Another patient right under HIPAA is to file a complaint if they suspect a violation of their medical record privacy. Patients have a right to access PHI within a “designated record set.” This includes medical records and billing information maintained by or for a covered healthcare provider; or enrollment, payment and claims adjudication maintained by or for a health plan or other records that are used in part or in full by a covered entity to make decisions about an individual’s health.
However, patients do not have a right to access PHI that is not a part of a “designated record set” as this information is not used by the healthcare providers to make decisions about the patient’s medical care. Two other categories of information that are not included in the right of access are psychotherapy notes and information compiled as part of or for use in a civil, criminal or administrative action or proceeding. The other type of PHI access mandated by HIPAA is their representatives asking to see PHI.
PHI in medical records, according to the US Department of Health and Human Services, includes individually identifiable information such as name, address (including street address, city, county, zip code), elements of dates (including birth date, admission date, discharge date, date of demise and exact age if patient is over the age of 89), telephone numbers, FAX numbers, email address, and social security number. PHI also includes medical record number, health plan beneficiary number, driver’s license number, vehicle license plate number, device serial numbers, web URLs, IP address, biometrics like fingerprints or voice prints, photographic images, and any other unique identifying numbers.
ePHI Maintenance and Portability
The HIPAA Privacy Rule governs the maintenance of PHI within electronic medical records (EMR), their portability, and sharing. Typically, hospitals and practices use data encryption protect patient’s medical records stored within the EMR. Healthcare computer systems and networks are required to install other data security systems, including firewalls, to ensure that there is no unauthorized access to EMRs. In addition, electronic auditing systems identify users themselves and create specific log records that are accessed by them. HIPAA data security audits of healthcare provider systems on a regular basis are essential to prevent a HIPAA breach, ensure compliance, and mitigate penalties for unforeseen problems.
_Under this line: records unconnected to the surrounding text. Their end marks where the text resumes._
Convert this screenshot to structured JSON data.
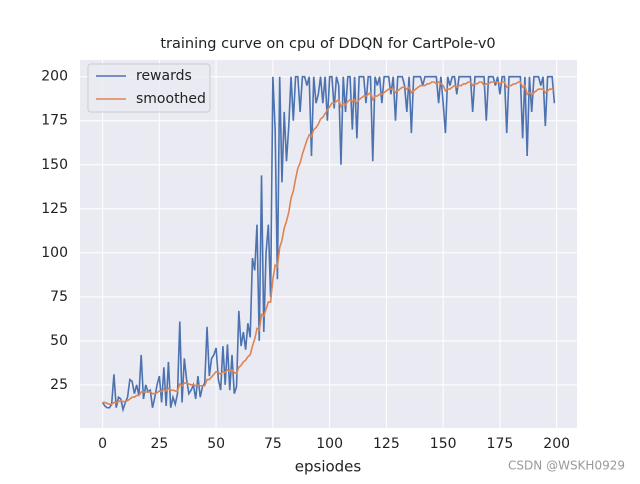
{
  "chart_data": {
    "type": "line",
    "title": "training curve on cpu of DDQN for CartPole-v0",
    "x_label": "epsiodes",
    "watermark": "CSDN @WSKH0929",
    "x": [
      0,
      1,
      2,
      3,
      4,
      5,
      6,
      7,
      8,
      9,
      10,
      11,
      12,
      13,
      14,
      15,
      16,
      17,
      18,
      19,
      20,
      21,
      22,
      23,
      24,
      25,
      26,
      27,
      28,
      29,
      30,
      31,
      32,
      33,
      34,
      35,
      36,
      37,
      38,
      39,
      40,
      41,
      42,
      43,
      44,
      45,
      46,
      47,
      48,
      49,
      50,
      51,
      52,
      53,
      54,
      55,
      56,
      57,
      58,
      59,
      60,
      61,
      62,
      63,
      64,
      65,
      66,
      67,
      68,
      69,
      70,
      71,
      72,
      73,
      74,
      75,
      76,
      77,
      78,
      79,
      80,
      81,
      82,
      83,
      84,
      85,
      86,
      87,
      88,
      89,
      90,
      91,
      92,
      93,
      94,
      95,
      96,
      97,
      98,
      99,
      100,
      101,
      102,
      103,
      104,
      105,
      106,
      107,
      108,
      109,
      110,
      111,
      112,
      113,
      114,
      115,
      116,
      117,
      118,
      119,
      120,
      121,
      122,
      123,
      124,
      125,
      126,
      127,
      128,
      129,
      130,
      131,
      132,
      133,
      134,
      135,
      136,
      137,
      138,
      139,
      140,
      141,
      142,
      143,
      144,
      145,
      146,
      147,
      148,
      149,
      150,
      151,
      152,
      153,
      154,
      155,
      156,
      157,
      158,
      159,
      160,
      161,
      162,
      163,
      164,
      165,
      166,
      167,
      168,
      169,
      170,
      171,
      172,
      173,
      174,
      175,
      176,
      177,
      178,
      179,
      180,
      181,
      182,
      183,
      184,
      185,
      186,
      187,
      188,
      189,
      190,
      191,
      192,
      193,
      194,
      195,
      196,
      197,
      198,
      199
    ],
    "series": [
      {
        "name": "rewards",
        "color": "#4c72b0",
        "values": [
          15,
          13,
          12,
          12,
          14,
          31,
          12,
          18,
          17,
          11,
          15,
          18,
          28,
          27,
          20,
          25,
          19,
          42,
          17,
          25,
          21,
          22,
          12,
          18,
          25,
          30,
          15,
          35,
          13,
          38,
          12,
          18,
          14,
          20,
          61,
          15,
          40,
          28,
          20,
          22,
          25,
          17,
          30,
          18,
          24,
          26,
          58,
          30,
          40,
          42,
          46,
          28,
          22,
          47,
          25,
          48,
          22,
          42,
          20,
          24,
          67,
          47,
          55,
          45,
          60,
          52,
          97,
          90,
          116,
          50,
          144,
          55,
          100,
          116,
          75,
          200,
          170,
          85,
          200,
          140,
          180,
          152,
          172,
          200,
          175,
          200,
          200,
          180,
          200,
          200,
          195,
          200,
          155,
          200,
          185,
          190,
          200,
          185,
          200,
          175,
          200,
          200,
          182,
          200,
          195,
          150,
          200,
          180,
          200,
          200,
          170,
          200,
          165,
          200,
          200,
          200,
          185,
          200,
          200,
          152,
          200,
          195,
          200,
          185,
          200,
          200,
          200,
          190,
          200,
          175,
          200,
          200,
          200,
          195,
          180,
          200,
          168,
          200,
          200,
          200,
          200,
          195,
          200,
          200,
          200,
          200,
          200,
          200,
          185,
          200,
          185,
          168,
          200,
          195,
          200,
          200,
          190,
          200,
          200,
          200,
          200,
          200,
          200,
          180,
          200,
          200,
          200,
          200,
          200,
          175,
          200,
          200,
          200,
          195,
          200,
          190,
          200,
          200,
          168,
          200,
          200,
          200,
          200,
          200,
          200,
          165,
          200,
          155,
          200,
          180,
          200,
          200,
          200,
          195,
          200,
          172,
          200,
          200,
          200,
          185
        ]
      },
      {
        "name": "smoothed",
        "color": "#dd8452",
        "values": [
          15,
          15,
          14.5,
          14,
          14,
          15,
          15,
          15.5,
          16,
          15.5,
          15.5,
          16,
          17,
          18,
          18,
          19,
          19,
          21,
          21,
          21,
          21,
          21,
          20,
          20,
          20.5,
          21.5,
          21,
          22.5,
          21.5,
          23,
          22,
          22,
          21.5,
          21.5,
          25.5,
          24.5,
          26,
          26,
          25.5,
          25,
          25,
          24.5,
          25,
          24.5,
          24.5,
          24.5,
          28,
          28,
          29.5,
          31,
          32.5,
          32,
          31,
          32.5,
          32,
          33.5,
          32.5,
          33.5,
          32,
          31.5,
          35,
          36,
          38,
          39,
          41,
          42,
          47,
          51,
          57,
          56,
          65,
          64,
          68,
          72,
          72,
          85,
          93,
          92,
          103,
          107,
          114,
          118,
          123,
          131,
          135,
          142,
          148,
          151,
          156,
          160,
          164,
          167,
          166,
          170,
          171,
          173,
          176,
          177,
          179,
          181,
          183,
          185,
          185,
          186,
          187,
          183,
          185,
          184,
          186,
          187,
          186,
          187,
          185,
          187,
          188,
          189,
          189,
          190,
          191,
          187,
          189,
          189,
          190,
          190,
          191,
          192,
          193,
          193,
          193,
          191,
          192,
          193,
          194,
          194,
          193,
          194,
          191,
          192,
          193,
          194,
          195,
          195,
          195,
          196,
          196,
          197,
          197,
          196,
          197,
          196,
          195,
          192,
          193,
          193,
          194,
          195,
          194,
          195,
          195,
          196,
          196,
          197,
          197,
          195,
          196,
          196,
          197,
          197,
          195,
          196,
          196,
          197,
          197,
          197,
          197,
          196,
          197,
          197,
          194,
          195,
          195,
          196,
          196,
          197,
          197,
          194,
          195,
          190,
          191,
          190,
          191,
          192,
          193,
          193,
          193,
          191,
          192,
          193,
          193,
          192
        ]
      }
    ],
    "xlim": [
      -9.95,
      208.95
    ],
    "ylim": [
      0.5,
      209.5
    ],
    "xticks": [
      0,
      25,
      50,
      75,
      100,
      125,
      150,
      175,
      200
    ],
    "yticks": [
      25,
      50,
      75,
      100,
      125,
      150,
      175,
      200
    ],
    "grid": true,
    "legend": "upper left"
  }
}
Data Breaches and Security Training
Compliance breaches are frequently the unintentional results of healthcare workers who are not sufficiently trained or lack awareness of the proper policies and procedures for the use and disclosure of health information. As a practice owner or hospital leader, it is critically important to create a culture of compliance within your organization. All staff members should undergo formal training and annual refresher courses to ensure your organization’s compliance with both federal and state laws. You can test the effectiveness of this training through exercises and desk audits.
Data breaches are most likely to affect healthcare security systems according to a Verizon 2018 Study. EMRs and the healthcare industry have the immense responsibility of guarding medical records and PHI of millions of patients. Increasing use of mobile devices for transmission of sensitive healthcare information requires stronger mobile data security. As data breaches have become nearly daily notices in the 24-hour news cycle, more patients are becoming aware of ePHI and concerned about the security of their information. Besides excessive fees for data sharing, security concerns, unless addressed urgently, may prevent effective patient access and sharing of PHI.